A Trip of a Lifetime

Canadian News Editors Party at Entrance to Westminster Hall, June 1924. Photo from Pilgrims of the Press.
Canadian News Editors at Entrance to Westminster Hall, June 1924. Photo from Pilgrims of the Press.

At long last, Christopher Alexander (C.A.) Fleming, educator and publisher in Owen Sound,  Ontario, was embarking on a voyage to the United Kingdom. The year was 1924 when Europe was rebuilding after the war of 1914-18.  Roy Fleming, his cousin, had emphatically recommended such a trip after his own in 1903.

C.A. – you know you are rich – you might cease from your labors for two months and take a trip to the Old Country and see these places – see that land of true beauty and sweet traditions – the land of your fathers,  which age will never dim. [Letter  dated  14 October 1903]

Arranged by the Canadian Weekly Press Association for editors of weekly newspapers, the tour covered Belgium, Paris, and the major cities in the United Kingdom.  There were 171 individuals in the party, of whom 101 were associated with some 100 weekly Canadian newspapers. Of these editors, 83 were men and 18 women. Seventy family members travelled with them. Many of the editors were from Ontario, and smaller numbers from the Atlantic provinces and the West. [Davies, “Who’s Who”]  
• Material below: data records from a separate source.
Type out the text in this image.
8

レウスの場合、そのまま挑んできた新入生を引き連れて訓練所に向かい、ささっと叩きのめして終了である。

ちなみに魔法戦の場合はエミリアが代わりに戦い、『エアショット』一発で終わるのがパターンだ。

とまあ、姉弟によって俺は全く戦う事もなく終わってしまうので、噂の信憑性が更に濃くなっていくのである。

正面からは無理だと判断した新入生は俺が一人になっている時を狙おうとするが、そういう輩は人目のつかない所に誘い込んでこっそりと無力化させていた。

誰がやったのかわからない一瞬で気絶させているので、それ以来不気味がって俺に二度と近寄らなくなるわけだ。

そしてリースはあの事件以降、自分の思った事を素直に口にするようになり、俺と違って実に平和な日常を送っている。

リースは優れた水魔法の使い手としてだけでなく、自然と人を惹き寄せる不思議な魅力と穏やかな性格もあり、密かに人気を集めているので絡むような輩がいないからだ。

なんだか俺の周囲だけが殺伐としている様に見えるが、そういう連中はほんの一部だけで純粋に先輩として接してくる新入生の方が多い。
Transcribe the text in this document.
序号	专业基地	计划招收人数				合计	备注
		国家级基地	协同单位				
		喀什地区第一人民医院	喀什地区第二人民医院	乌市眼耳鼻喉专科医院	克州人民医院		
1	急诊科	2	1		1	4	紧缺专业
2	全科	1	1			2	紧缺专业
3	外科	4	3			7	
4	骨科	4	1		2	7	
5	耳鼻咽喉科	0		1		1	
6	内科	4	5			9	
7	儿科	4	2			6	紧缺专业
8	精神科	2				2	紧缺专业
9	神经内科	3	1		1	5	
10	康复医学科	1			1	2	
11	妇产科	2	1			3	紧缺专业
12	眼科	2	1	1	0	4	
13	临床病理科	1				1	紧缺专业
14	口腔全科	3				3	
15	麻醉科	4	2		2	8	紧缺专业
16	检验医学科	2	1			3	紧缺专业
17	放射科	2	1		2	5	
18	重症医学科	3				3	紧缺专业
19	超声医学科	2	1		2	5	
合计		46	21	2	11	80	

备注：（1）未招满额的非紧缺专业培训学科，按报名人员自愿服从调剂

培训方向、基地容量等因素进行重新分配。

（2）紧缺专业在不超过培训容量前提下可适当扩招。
C.A. owned  the Daily Sun-Times and the weekly Cornwall Freeholder. His eldest daughter, Lillian, who was 37 and a kindergarten teacher, accompanied him on a trip that became the highlight of her life – especially the garden party at Buckingham Palace.

Over the eight weeks, C.A. mailed letters to the Daily Sun-Times with reports on the social events and the places – the streets, the people, the exhibits and tours. These were dense with descriptions of the farmlands and industrial sites and attentive to points that his Grey County readers would appreciate. He later published his reports as a collection in  Letters from Europe.

W. Rupert Davies, of The Renfrew Mercury in Renfrew, Ontario, and former president of the Association, organized the itinerary and meetings with dignitaries and press associations. He published his account in Pilgrims of the Press, in which he explained that this endeavor was to be  “an educational tour with the idea, not only of establishing a closer relationship between the weekly editors of Canada and the newspaper fraternity of the Old Land, but in order that we should all get first-hand knowledge of the Mother Country and some of its problems.” [Davies, p. 3] (Davies, who many years later was appointed to the Canadian Senate, brought his wife Florence  McKay and their son Robertson – the Robertson Davies who grew up to be a journalist and acclaimed novelist.)

The idea for conducting such an ambitious tour was rooted in a strong sentiment for the British Empire. The elite of the Empire Press Union and the Newspaper Society in England provided full support and likely direction. We might surmise that their motives were to strengthen diplomatic and economic bonds between Canada and Britain. Notwithstanding that Canada had just fought for “King and Country,” Canadians were pressing instead for autonomy and independence from imperial requests.